In mainstream history books and mainstream media articles commemorating the Iranian Revolution of 1979, only the role of the Islamic clergy in the revolution, particularly the role of Ayatollah Khomeini, tends to be highlighted. If one were to limit oneself to reading these stories it would appear that the Iranian working class hardly had a look in into those tumultuous events of February 1979.
The truth is that the 1979 revolution in Iran was a workers' revolution. Had it not been for the mobilisations of the working class, the Ayatollah and his friends would have remained in exile in France waiting for better days. Instead on February 1, 1979 Khomeini was able to return to Iran to be welcomed by a huge crowd of millions. Are we really to believe that this one man provoked and led the revolution? The truth is that he stepped into a situation that had been brewing for some time.

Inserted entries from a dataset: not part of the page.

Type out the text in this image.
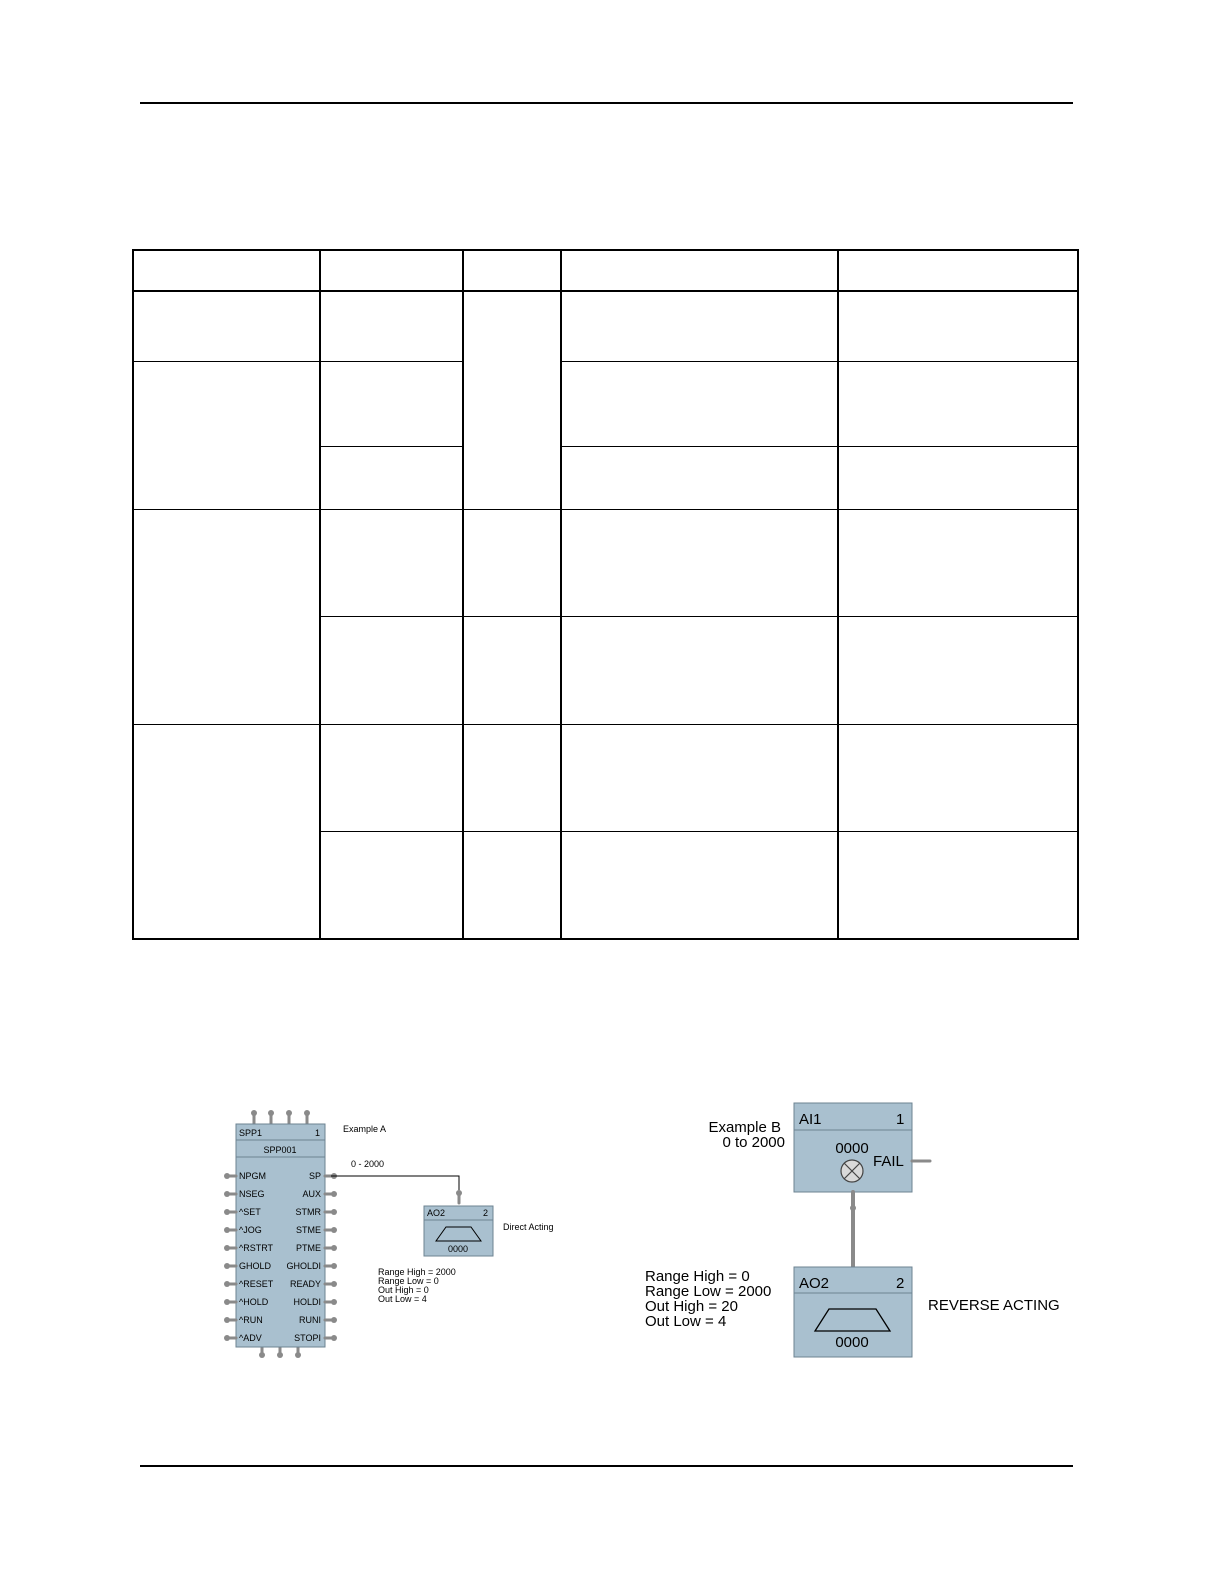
SPP1	1
SPP001
NPGM
NSEG
^SET
^JOG
^RSTRT
GHOLD
^RESET
^HOLD
^RUN
^ADV
SP
AUX
STMR
STME
PTME
GHOLDI
READY
HOLDI
RUNI
STOPI
Example A
0 - 2000
AO2	2
0000
Direct Acting
Range High = 2000
Range Low = 0
Out High = 0
Out Low = 4
Example B
0 to 2000
AI1	1
0000
FAIL
AO2	2
0000
REVERSE ACTING
Range High = 0
Range Low = 2000
Out High = 20
Out Low = 4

In the process of the rising militancy of the Iranian working class de facto Soviets, the workers' councils, were thrown up as expressions of genuine workers' power. The movement of the masses seemed all-powerful. It was so powerful that the army itself melted away, with many of the lower ranks and even some of the officers siding with the people. The once mighty regime of the Shah collapsed like a house of cards.
All the conditions existed for a rapid movement towards the setting up of a genuine workers' government in Iran. Had this materialised we would have seen a healthy workers' state being set up, the first of its kind since the Russian revolution in 1917. This would have transformed the whole balance of forces throughout the Middle East and beyond. A successful coming to power of the Iranian working class in 1979 would have marked the end of one despotic regime after another in the region, as similar conditions existed in the surrounding countries. Had this happened, the whole history of the region would have been different. It would have been the first step in the building of a genuine Socialist Federation of the Middle East.